The Nehru Memorial Museum and Library

cordially invites you to a Seminar

at 3 p.m. on Wednesday, 21 December 2011

in the Seminar Room, First Floor, Library Building

on

‘Hindutva Beyond the Borders: V.D. Savarkar on Maps, Empires & History’

by

Dr. Vinayak Chaturvedi, University of California, Irvine, USA

Abstract:
As one of the intellectual founders of Hindu nationalism, V.D. Savarkar provided a key discussion of the territorial boundaries of the Hindu nation in his seminal political treatise Essentials of Hindutva published in 1923. Hindutva is often cited as the most influential text in the Hindu nationalist cannon in defining a Hindu as a person who identifies the nation between the Indus River and the seas as both the ‘father-land’ and the ‘holy-land’. The purpose of this paper is to examine Savarkar’s later writings on cartography and mapping from the 1930s and 1940s to reconsider his own thinking of the Hindu nation beyond the boundaries he defined in the 1920s. It will also consider Savarkar’s interpretations of ‘Greater India’, ‘Asia’, and the ‘pan-Hindu-Buddhist alliance’ that expand his own arguments about the geography of the nation, while simultaneously providing out an agenda for the future of empires in world history.

Speaker:

Dr.
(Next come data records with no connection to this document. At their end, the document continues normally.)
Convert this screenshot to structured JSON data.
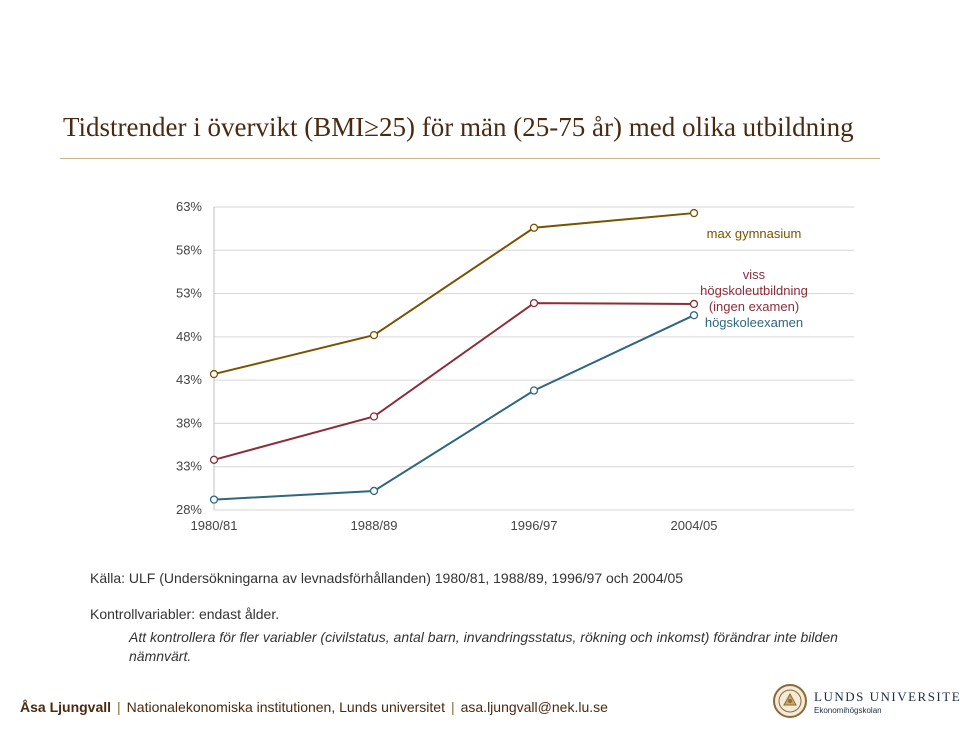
{
  "title": "Tidstrender i övervikt (BMI≥25) för män (25-75 år) med olika utbildning",
  "chart_data": {
    "type": "line",
    "categories": [
      "1980/81",
      "1988/89",
      "1996/97",
      "2004/05"
    ],
    "y_ticks": [
      "28%",
      "33%",
      "38%",
      "43%",
      "48%",
      "53%",
      "58%",
      "63%"
    ],
    "ylim": [
      28,
      63
    ],
    "grid": true,
    "legend_position": "right",
    "series": [
      {
        "name": "max gymnasium",
        "color": "#7a5200",
        "values": [
          43.7,
          48.2,
          60.6,
          62.3
        ]
      },
      {
        "name": "viss högskoleutbildning (ingen examen)",
        "legend_lines": [
          "viss",
          "högskoleutbildning",
          "(ingen examen)"
        ],
        "color": "#8b2e3a",
        "values": [
          33.8,
          38.8,
          51.9,
          51.8
        ]
      },
      {
        "name": "högskoleexamen",
        "color": "#2f6680",
        "values": [
          29.2,
          30.2,
          41.8,
          50.5
        ]
      }
    ]
  },
  "source": "Källa: ULF (Undersökningarna av levnadsförhållanden) 1980/81, 1988/89, 1996/97 och 2004/05",
  "controls": "Kontrollvariabler: endast ålder.",
  "note": "Att kontrollera för fler variabler (civilstatus, antal barn, invandringsstatus, rökning och inkomst) förändrar inte bilden nämnvärt.",
  "footer": {
    "author": "Åsa Ljungvall",
    "department": "Nationalekonomiska institutionen, Lunds universitet",
    "email": "asa.ljungvall@nek.lu.se"
  },
  "logo": {
    "name": "LUNDS UNIVERSITET",
    "sub": "Ekonomihögskolan"
  }
}
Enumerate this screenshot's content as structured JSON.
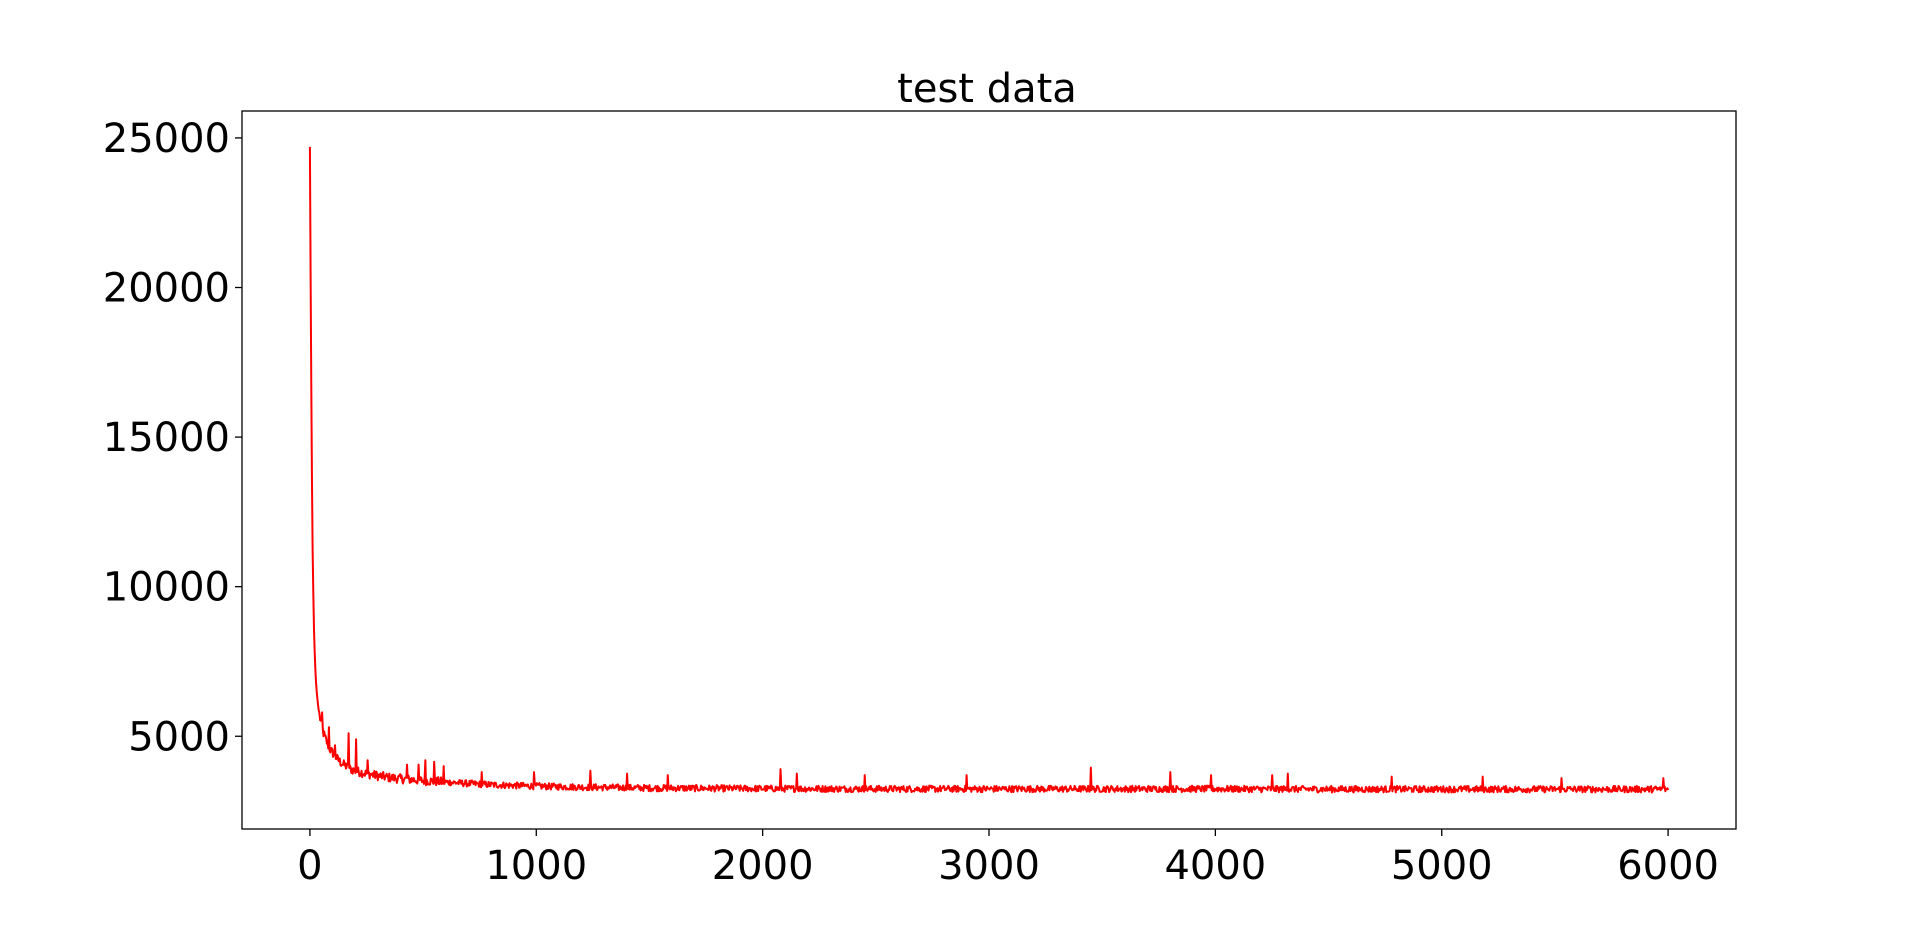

Vinayak Chaturvedi is an Associate Professor in the Department of History at the University of California, Irvine. He is the author of Peasant Pasts: History and Memory in Western India (2007) and the editor of Mapping Subaltern Studies and the Postcolonial (2000). His articles have appeared in Past and Present, Social History, Modern Intellectual History, WerkstattGeschichte, Left History, and Historische Anthropologie. He is presently working on a book on the intellectual history of V.D. Savarkar and the making of political thought in India.